5.3 De wetenschappelijke methode
Een onderzoeker zoekt antwoorden door te werken met een wetenschappelijke methode. Hij maakt daarbij gebruik van inductie en deductie.
Inductie: door nauwkeurige waarnemingen een antwoord op een vraag te krijgen. Bijvoorbeeld: door heel veel te zoeken en te vragen kom je erachter dat alle zwanen wit zijn en dat kabouters niet bestaan.
Deductie: je probeert nieuwe kennis te halen uit bestaande kennis en gaat die toetsen.
In deze paragraaf gaat het over twee dingen:
• aan welke eisen moet een wetenschapper voldoen in zijn onderzoek;
• hoe betrouwbaar en volledig de wetenschappelijke methode is.

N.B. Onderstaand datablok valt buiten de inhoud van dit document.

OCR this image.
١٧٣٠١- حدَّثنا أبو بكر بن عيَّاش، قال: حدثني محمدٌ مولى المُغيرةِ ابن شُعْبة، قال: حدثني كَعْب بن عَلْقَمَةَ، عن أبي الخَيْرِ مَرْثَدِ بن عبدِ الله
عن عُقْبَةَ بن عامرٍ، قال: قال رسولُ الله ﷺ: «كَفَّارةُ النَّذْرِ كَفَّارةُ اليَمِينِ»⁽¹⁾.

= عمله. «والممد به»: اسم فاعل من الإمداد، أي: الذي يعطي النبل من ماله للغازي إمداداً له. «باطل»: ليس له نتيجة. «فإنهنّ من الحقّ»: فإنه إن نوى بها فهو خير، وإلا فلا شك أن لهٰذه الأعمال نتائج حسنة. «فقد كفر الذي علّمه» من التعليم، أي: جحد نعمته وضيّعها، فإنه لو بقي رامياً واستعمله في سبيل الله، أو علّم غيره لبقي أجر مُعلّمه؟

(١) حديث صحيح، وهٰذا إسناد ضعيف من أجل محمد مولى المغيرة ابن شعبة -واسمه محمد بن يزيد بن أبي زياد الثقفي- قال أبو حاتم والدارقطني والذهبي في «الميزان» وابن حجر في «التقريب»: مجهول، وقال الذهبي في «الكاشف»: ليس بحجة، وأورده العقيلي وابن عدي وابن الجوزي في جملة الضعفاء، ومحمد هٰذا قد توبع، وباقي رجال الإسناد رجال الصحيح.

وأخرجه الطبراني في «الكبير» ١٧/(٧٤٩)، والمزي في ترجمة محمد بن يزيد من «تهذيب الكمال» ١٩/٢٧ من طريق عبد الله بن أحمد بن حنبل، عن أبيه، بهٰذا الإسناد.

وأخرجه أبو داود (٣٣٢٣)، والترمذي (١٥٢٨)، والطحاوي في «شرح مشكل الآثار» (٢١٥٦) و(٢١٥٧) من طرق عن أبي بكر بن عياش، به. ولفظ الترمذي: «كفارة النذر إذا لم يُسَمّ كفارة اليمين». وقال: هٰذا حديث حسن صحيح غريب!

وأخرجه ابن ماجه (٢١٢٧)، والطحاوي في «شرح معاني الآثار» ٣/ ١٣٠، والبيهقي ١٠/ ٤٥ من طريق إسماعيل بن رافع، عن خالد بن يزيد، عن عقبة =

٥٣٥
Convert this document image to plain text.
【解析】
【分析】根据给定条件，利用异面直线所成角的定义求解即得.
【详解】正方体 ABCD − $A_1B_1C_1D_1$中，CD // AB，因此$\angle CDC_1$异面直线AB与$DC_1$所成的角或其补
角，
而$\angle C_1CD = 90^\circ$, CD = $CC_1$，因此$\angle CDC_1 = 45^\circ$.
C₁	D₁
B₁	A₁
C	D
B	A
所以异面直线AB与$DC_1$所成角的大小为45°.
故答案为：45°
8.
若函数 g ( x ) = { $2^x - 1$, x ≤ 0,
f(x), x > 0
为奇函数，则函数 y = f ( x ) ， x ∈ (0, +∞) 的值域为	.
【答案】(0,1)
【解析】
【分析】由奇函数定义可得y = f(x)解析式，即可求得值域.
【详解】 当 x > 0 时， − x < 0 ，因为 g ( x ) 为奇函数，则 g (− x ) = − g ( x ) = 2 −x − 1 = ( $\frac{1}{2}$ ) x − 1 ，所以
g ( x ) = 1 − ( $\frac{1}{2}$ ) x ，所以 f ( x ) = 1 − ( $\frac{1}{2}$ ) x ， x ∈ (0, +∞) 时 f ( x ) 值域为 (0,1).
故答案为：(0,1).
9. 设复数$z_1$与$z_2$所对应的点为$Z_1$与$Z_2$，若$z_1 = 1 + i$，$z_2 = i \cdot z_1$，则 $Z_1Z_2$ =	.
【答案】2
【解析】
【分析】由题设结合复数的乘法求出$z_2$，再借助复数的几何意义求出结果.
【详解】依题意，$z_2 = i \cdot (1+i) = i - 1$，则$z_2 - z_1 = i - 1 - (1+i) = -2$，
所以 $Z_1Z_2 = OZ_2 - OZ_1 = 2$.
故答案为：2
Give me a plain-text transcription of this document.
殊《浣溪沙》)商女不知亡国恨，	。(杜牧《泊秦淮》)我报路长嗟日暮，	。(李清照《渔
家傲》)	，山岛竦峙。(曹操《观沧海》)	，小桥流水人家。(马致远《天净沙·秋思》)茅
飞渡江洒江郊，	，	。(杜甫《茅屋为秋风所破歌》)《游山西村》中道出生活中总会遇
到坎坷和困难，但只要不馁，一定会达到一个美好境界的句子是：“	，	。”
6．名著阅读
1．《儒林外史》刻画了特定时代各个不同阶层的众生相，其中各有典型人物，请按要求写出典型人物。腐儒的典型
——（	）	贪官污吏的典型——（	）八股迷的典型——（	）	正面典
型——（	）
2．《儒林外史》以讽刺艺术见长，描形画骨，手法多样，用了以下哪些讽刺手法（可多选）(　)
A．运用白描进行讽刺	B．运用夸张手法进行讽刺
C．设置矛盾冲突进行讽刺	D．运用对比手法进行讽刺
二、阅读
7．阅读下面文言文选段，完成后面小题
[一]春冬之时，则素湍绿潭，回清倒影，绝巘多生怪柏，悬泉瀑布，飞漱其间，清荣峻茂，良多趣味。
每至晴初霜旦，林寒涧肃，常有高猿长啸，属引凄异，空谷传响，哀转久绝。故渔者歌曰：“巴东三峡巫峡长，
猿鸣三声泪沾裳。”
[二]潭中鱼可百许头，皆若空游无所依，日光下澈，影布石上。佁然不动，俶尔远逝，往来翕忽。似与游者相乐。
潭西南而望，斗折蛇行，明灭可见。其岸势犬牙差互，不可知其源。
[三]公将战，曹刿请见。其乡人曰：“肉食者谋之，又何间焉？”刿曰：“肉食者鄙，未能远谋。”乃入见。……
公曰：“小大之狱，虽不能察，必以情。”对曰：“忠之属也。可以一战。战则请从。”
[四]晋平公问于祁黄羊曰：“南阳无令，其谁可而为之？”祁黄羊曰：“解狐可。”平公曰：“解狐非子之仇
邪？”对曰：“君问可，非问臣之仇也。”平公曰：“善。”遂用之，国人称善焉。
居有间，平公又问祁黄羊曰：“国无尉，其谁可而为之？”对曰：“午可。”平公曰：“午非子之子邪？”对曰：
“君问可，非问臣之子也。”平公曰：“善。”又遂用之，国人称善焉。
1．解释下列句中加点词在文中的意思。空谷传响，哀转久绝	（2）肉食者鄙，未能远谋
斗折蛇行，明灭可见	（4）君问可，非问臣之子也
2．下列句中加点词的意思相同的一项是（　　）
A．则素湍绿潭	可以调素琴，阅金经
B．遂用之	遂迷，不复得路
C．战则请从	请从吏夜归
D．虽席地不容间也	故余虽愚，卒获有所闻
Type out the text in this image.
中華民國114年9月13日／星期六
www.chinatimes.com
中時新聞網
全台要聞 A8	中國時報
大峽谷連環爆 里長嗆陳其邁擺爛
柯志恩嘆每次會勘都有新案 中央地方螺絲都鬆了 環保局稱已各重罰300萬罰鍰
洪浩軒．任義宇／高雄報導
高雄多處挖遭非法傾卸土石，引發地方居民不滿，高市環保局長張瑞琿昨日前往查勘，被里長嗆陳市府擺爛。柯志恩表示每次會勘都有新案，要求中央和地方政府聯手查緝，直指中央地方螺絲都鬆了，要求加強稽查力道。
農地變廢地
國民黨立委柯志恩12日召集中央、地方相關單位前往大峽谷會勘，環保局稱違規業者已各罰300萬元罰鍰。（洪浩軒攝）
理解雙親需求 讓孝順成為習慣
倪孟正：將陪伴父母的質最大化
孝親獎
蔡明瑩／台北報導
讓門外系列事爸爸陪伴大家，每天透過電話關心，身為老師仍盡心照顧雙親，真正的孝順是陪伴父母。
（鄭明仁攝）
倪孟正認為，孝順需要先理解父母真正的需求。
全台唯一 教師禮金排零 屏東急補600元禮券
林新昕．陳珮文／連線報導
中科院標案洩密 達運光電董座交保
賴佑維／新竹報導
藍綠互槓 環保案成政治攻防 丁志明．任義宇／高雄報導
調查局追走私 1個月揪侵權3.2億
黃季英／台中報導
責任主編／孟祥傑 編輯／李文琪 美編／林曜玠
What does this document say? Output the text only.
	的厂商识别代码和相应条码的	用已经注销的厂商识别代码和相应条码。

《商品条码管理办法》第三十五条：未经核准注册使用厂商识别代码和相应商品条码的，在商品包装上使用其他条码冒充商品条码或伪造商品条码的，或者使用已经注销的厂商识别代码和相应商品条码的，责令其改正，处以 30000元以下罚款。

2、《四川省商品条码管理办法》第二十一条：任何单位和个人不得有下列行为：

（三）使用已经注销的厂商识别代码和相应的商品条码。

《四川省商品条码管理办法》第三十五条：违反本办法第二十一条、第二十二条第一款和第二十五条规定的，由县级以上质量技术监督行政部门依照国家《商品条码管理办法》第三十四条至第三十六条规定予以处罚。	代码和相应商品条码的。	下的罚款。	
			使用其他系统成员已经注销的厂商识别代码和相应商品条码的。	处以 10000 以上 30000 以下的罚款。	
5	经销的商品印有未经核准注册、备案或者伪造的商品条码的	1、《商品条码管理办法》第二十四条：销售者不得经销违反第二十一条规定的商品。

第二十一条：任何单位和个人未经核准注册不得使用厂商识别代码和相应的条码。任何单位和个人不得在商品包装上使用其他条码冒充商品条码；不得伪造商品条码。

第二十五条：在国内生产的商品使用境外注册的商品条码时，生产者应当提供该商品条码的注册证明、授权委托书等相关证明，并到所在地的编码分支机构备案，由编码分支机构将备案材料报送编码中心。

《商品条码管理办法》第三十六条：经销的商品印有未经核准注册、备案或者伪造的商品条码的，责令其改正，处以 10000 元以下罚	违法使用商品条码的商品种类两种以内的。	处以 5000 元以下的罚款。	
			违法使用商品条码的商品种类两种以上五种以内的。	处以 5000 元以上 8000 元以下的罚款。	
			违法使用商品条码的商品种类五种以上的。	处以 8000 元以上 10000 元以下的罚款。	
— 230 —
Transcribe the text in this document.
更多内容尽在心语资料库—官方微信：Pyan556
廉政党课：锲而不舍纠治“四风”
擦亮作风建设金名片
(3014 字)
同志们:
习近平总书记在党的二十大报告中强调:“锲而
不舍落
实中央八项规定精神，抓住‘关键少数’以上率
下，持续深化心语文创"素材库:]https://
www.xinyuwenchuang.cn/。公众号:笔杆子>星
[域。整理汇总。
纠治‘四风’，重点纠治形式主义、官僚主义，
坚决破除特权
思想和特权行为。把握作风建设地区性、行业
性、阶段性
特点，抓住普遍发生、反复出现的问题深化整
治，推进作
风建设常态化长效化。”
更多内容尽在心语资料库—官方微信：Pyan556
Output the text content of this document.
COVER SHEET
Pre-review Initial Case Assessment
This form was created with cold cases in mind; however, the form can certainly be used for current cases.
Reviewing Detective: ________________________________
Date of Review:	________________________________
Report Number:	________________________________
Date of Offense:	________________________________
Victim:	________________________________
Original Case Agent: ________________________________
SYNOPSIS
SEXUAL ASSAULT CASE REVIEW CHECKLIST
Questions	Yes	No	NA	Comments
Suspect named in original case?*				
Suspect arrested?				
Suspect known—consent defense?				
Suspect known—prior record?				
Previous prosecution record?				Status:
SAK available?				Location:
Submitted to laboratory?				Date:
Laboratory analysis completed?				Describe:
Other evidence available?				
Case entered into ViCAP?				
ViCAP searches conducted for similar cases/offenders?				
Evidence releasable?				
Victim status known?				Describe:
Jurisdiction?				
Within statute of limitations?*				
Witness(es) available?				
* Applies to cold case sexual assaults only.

hypothese oordeel aannemen
verwerpen
Als de hypothese wordt aangenomen dan lijkt het voorlopig juist te zijn; de wetenschappelijke methode is als een hamer. Je slaat op de hypothese en als er geen barst in komt is het waar, maar zodra er een andere waarneming wordt gedaan komt er wel een barst en is de theorie kapot.
Als de hypothese wordt verworpen ben je ook een stapje verder, want je weet nu dat deze het niet is.
Maar hoe verzin je nu een onderzoeksvraag, een hypothese? Het is niet makkelijk, want een hypothese moet je kunnen toetsen. De onderzoeksvraag kun je bedenken door je waarnemingen en onderzoeksmateriaal te sorteren. De hypothese komt vaak uit het niets, spontaan.
Een hypothese is nooit waar, een hypothese is waarschijnlijk. Want er hoeft maar één zwarte zwaan te komen of één kabouter rond te lopen en de hypothese is kapot geslagen.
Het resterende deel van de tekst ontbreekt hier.